A pre-accident space vessel, the titular Pisces, returns to the Ark; the crew think they’ve only been away for ten years, but of course they’ve actually been away for four hundred. This apparently causes a known condition called “space senility” where your mind deteriorates rapidly, unless you go back out to space and remain a guest star rather than become a regular character.

This is presumably the explanation for why the Pisces‘ crew exhibit wild swings in attention and personality. The captain, Garaway, goes from saying he absolutely has to get back to his family, to taking the hero trio up for a little jaunt in the spaceship to check out the Ark’s engines, to insisting they have to get back right now because he has to see his family. Garth and Teal, a young lady who plays her role like a five-year-old in a strop, fall in love with each other, but only for a single scene, and the only way you can tell is because they both literally say “I love you” to each other at some point during it. The crew have bouts of narcolepsy for the first third of the story, then this is seemingly forgotten about for the rest of it. The two female crew members suddenly decide, in the middle of a lovely dinner with champagne and fruit, to take off and fly back to Earth, taking everyone else hostage. Nope, thinking about it, even “space senility” doesn’t cover the inconsistencies. As well as failing to explain why the hero trio are still apparently incapable of exhibiting any emotion at all.

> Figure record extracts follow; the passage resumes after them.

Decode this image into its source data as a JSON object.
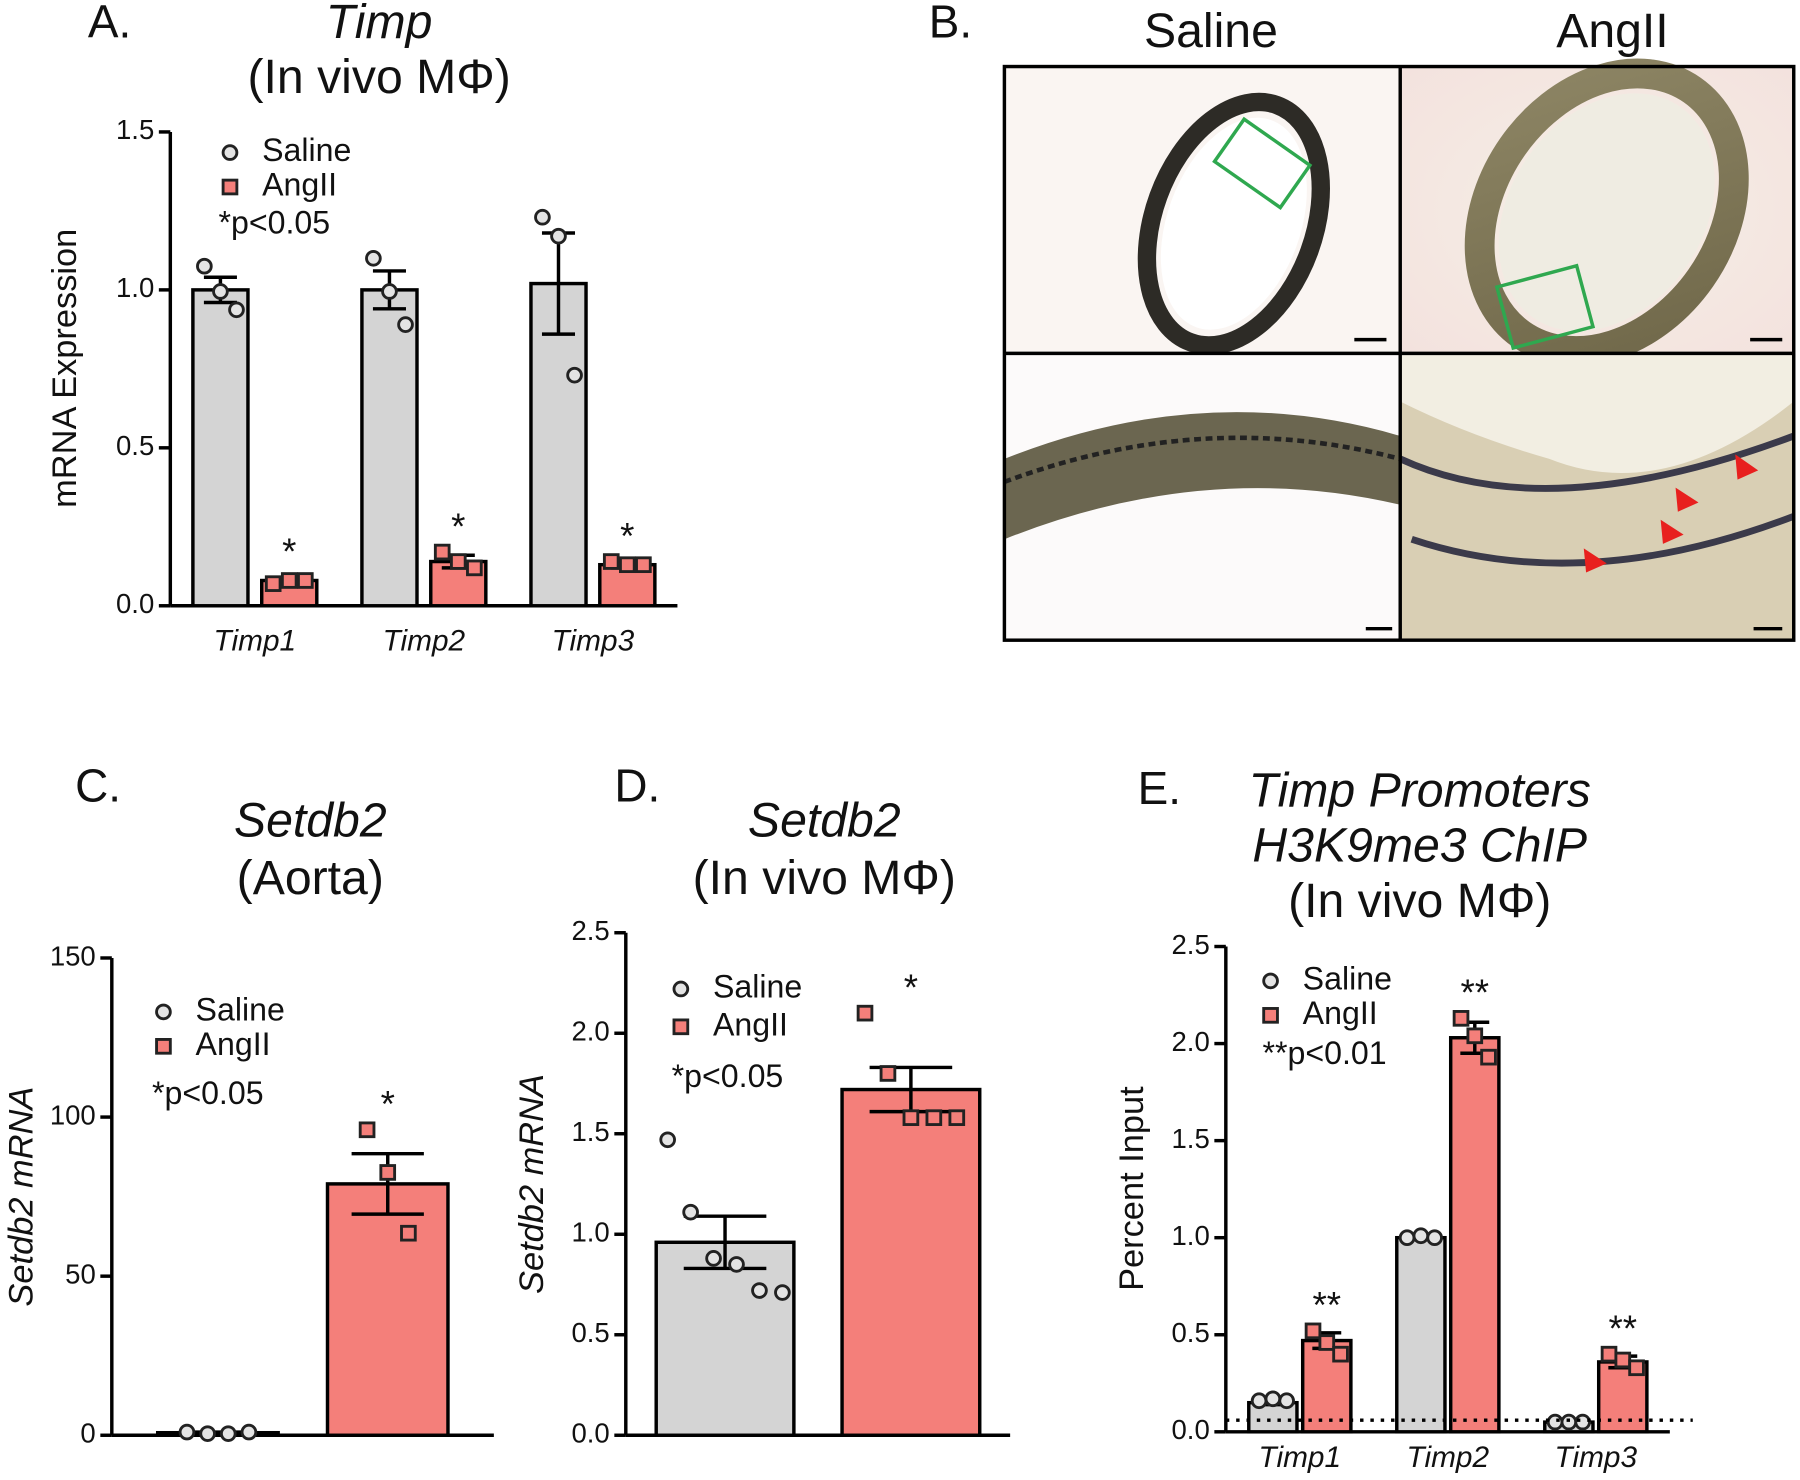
{
  "chart_data": [
    {
      "type": "bar",
      "panel": "A.",
      "title": [
        "Timp"
      ],
      "subtitle": "(In vivo MΦ)",
      "ylabel": "mRNA Expression",
      "categories": [
        "Timp1",
        "Timp2",
        "Timp3"
      ],
      "series": [
        {
          "name": "Saline",
          "color": "#d4d4d4",
          "values": [
            1.0,
            1.0,
            1.02
          ],
          "errors": [
            0.04,
            0.06,
            0.16
          ],
          "points": [
            [
              1.075,
              0.995,
              0.937
            ],
            [
              1.1,
              0.995,
              0.89
            ],
            [
              1.23,
              1.17,
              0.73
            ]
          ],
          "significance": [
            null,
            null,
            null
          ]
        },
        {
          "name": "AngII",
          "color": "#f47f7a",
          "values": [
            0.08,
            0.14,
            0.13
          ],
          "errors": [
            0.01,
            0.02,
            0.01
          ],
          "points": [
            [
              0.07,
              0.08,
              0.08
            ],
            [
              0.17,
              0.14,
              0.12
            ],
            [
              0.14,
              0.13,
              0.13
            ]
          ],
          "significance": [
            "*",
            "*",
            "*"
          ]
        }
      ],
      "note": "*p<0.05",
      "ylim": [
        0,
        1.5
      ],
      "yticks": [
        {
          "value": 0,
          "label": "0.0"
        },
        0.5,
        {
          "value": 1,
          "label": "1.0"
        },
        1.5
      ]
    },
    {
      "type": "bar",
      "panel": "C.",
      "title": [
        "Setdb2"
      ],
      "subtitle": "(Aorta)",
      "ylabel": "Setdb2 mRNA",
      "categories": [
        null
      ],
      "series": [
        {
          "name": "Saline",
          "color": "#d4d4d4",
          "values": [
            0.8
          ],
          "errors": [
            0.2
          ],
          "points": [
            [
              1,
              0.5,
              0.5,
              1
            ]
          ],
          "significance": [
            null
          ]
        },
        {
          "name": "AngII",
          "color": "#f47f7a",
          "values": [
            79
          ],
          "errors": [
            9.5
          ],
          "points": [
            [
              96,
              82.6,
              63.5
            ]
          ],
          "significance": [
            "*"
          ]
        }
      ],
      "note": "*p<0.05",
      "ylim": [
        0,
        150
      ],
      "yticks": [
        0,
        50,
        100,
        150
      ]
    },
    {
      "type": "bar",
      "panel": "D.",
      "title": [
        "Setdb2"
      ],
      "subtitle": "(In vivo MΦ)",
      "ylabel": "Setdb2 mRNA",
      "categories": [
        null
      ],
      "series": [
        {
          "name": "Saline",
          "color": "#d4d4d4",
          "values": [
            0.96
          ],
          "errors": [
            0.13
          ],
          "points": [
            [
              1.47,
              1.11,
              0.88,
              0.85,
              0.72,
              0.71
            ]
          ],
          "significance": [
            null
          ]
        },
        {
          "name": "AngII",
          "color": "#f47f7a",
          "values": [
            1.72
          ],
          "errors": [
            0.11
          ],
          "points": [
            [
              2.1,
              1.8,
              1.58,
              1.58,
              1.58
            ]
          ],
          "significance": [
            "*"
          ]
        }
      ],
      "note": "*p<0.05",
      "ylim": [
        0,
        2.5
      ],
      "yticks": [
        {
          "value": 0,
          "label": "0.0"
        },
        0.5,
        {
          "value": 1,
          "label": "1.0"
        },
        1.5,
        {
          "value": 2,
          "label": "2.0"
        },
        2.5
      ]
    },
    {
      "type": "bar",
      "panel": "E.",
      "title": [
        "Timp Promoters",
        "H3K9me3 ChIP"
      ],
      "subtitle": "(In vivo MΦ)",
      "ylabel": "Percent Input",
      "categories": [
        "Timp1",
        "Timp2",
        "Timp3"
      ],
      "series": [
        {
          "name": "Saline",
          "color": "#d4d4d4",
          "values": [
            0.15,
            1.0,
            0.05
          ],
          "errors": [
            0.01,
            0.01,
            0.005
          ],
          "points": [
            [
              0.16,
              0.17,
              0.16
            ],
            [
              1.0,
              1.01,
              1.0
            ],
            [
              0.05,
              0.05,
              0.05
            ]
          ],
          "significance": [
            null,
            null,
            null
          ]
        },
        {
          "name": "AngII",
          "color": "#f47f7a",
          "values": [
            0.47,
            2.03,
            0.36
          ],
          "errors": [
            0.04,
            0.08,
            0.03
          ],
          "points": [
            [
              0.52,
              0.46,
              0.4
            ],
            [
              2.13,
              2.04,
              1.93
            ],
            [
              0.4,
              0.37,
              0.33
            ]
          ],
          "significance": [
            "**",
            "**",
            "**"
          ]
        }
      ],
      "note": "**p<0.01",
      "reference_line": 0.06,
      "ylim": [
        0,
        2.5
      ],
      "yticks": [
        {
          "value": 0,
          "label": "0.0"
        },
        0.5,
        {
          "value": 1,
          "label": "1.0"
        },
        1.5,
        {
          "value": 2,
          "label": "2.0"
        },
        2.5
      ]
    }
  ],
  "panel_b": {
    "label": "B.",
    "columns": [
      "Saline",
      "AngII"
    ]
  }
}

Also, while I can believe that the Pisces’ crew might be a little bit in denial over what’s happened to them, it takes them far too long to, you know, ask the ship’s computer, something Devon figured out in five minutes despite being a primitive. It also seems like nobody’s read any of the SF about time dilation, or cracked a popular book on Einstein’s theory of relativity.
In other news, turns out our hero trio have never seen or heard of sheep. Which makes one wonder what they do for protein in Cypress Corners.